En 2050, le jeu-vidéo se contentera-t-il encore du score, de l’élimination et des mondes ouverts ? Faudra-t-il toujours avoir du “skill” pour jouer correctement ? A travers une série d’articles thématiques, le Journal du Geek vous invite à découvrir un monde futur possible en 2050.

Crédits : Epic Games.

Bienvenue dans le futur – ou plutôt, dans un futur. Le Journal du Geek vous propose un exercice de réflexion un brin science-fictionnel décliné sur six axes thématiques, sur six visions de notre monde tel qu’il pourra être dans trente ans – en 2050. Cette série de chapitres composés chacun d’une partie narrative fictionnelle et d’une partie informative, n’a pas pour but de simplement dépeindre ce que nous espérons ou redoutons.
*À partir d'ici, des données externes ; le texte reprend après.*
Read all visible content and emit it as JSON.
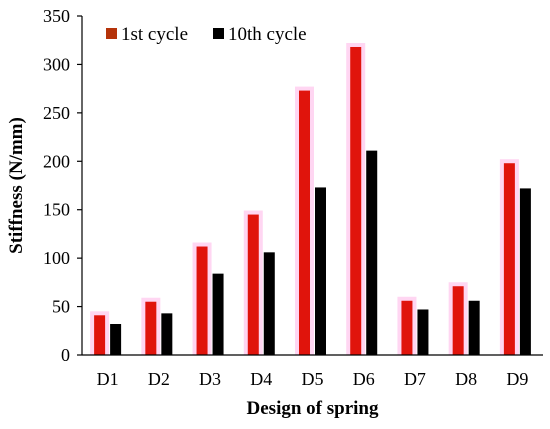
{
  "chart_data": {
    "type": "bar",
    "title": "",
    "xlabel": "Design of spring",
    "ylabel": "Stiffness (N/mm)",
    "categories": [
      "D1",
      "D2",
      "D3",
      "D4",
      "D5",
      "D6",
      "D7",
      "D8",
      "D9"
    ],
    "series": [
      {
        "name": "1st cycle",
        "color": "#e0140c",
        "values": [
          41,
          55,
          112,
          145,
          273,
          318,
          56,
          71,
          198
        ]
      },
      {
        "name": "10th cycle",
        "color": "#000000",
        "values": [
          32,
          43,
          84,
          106,
          173,
          211,
          47,
          56,
          172
        ]
      }
    ],
    "ylim": [
      0,
      350
    ],
    "yticks": [
      "0",
      "50",
      "100",
      "150",
      "200",
      "250",
      "300",
      "350"
    ],
    "grid": false,
    "legend_position": "top-left",
    "bar_glow_color": "#ffd6f2"
  }
}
Elle n’a pas non plus de caractère exhaustif et passera volontairement à côté de certains sujets dits, actuellement, « d’avenir ». Son humble objectif est d’apporter un regard nouveau – parfois, un peu dingue mais plus ou moins plausible – et de nous projeter, à l’aide d’experts sur les sujets abordés, sur l’évolution future de problématiques technologiques, culturelles et sociétales importantes. Après l’espace, le cinéma, l’environnement, la technologie et le travail, nous nous penchons, pour finir, sur le jeu-vidéo. Vous êtes prêt ? Suivez le guide !

FICTION. Au concert de « jazz house » auquel Artemis et moi nous sommes vus sur Fortnite hier soir, elle m’a invité à une sortie IRL ensemble. Elle m’a parlé d’une salle néo-arcade en plein Paris dans laquelle elle voulait absolument m’emmener. Je n’ai pas tout compris mais j’ai bien sûr accepté. J’ai dû prévenir V que je ne pourrais pas finir la quête que nous avions commencé ensemble sur Postpunk 2177, un hommage à un jeu sorti à l’aube de la dernière génération de ce qu’on appelait « console de salon ». De toute manière, avec son implant neuronal dans le crâne et sa tenue haptique sur la peau, et moi avec mon simple casque de réalité virtuelle sur le nez, nous sommes toujours en décalage l’un de l’autre et les parties s’éternisent toujours.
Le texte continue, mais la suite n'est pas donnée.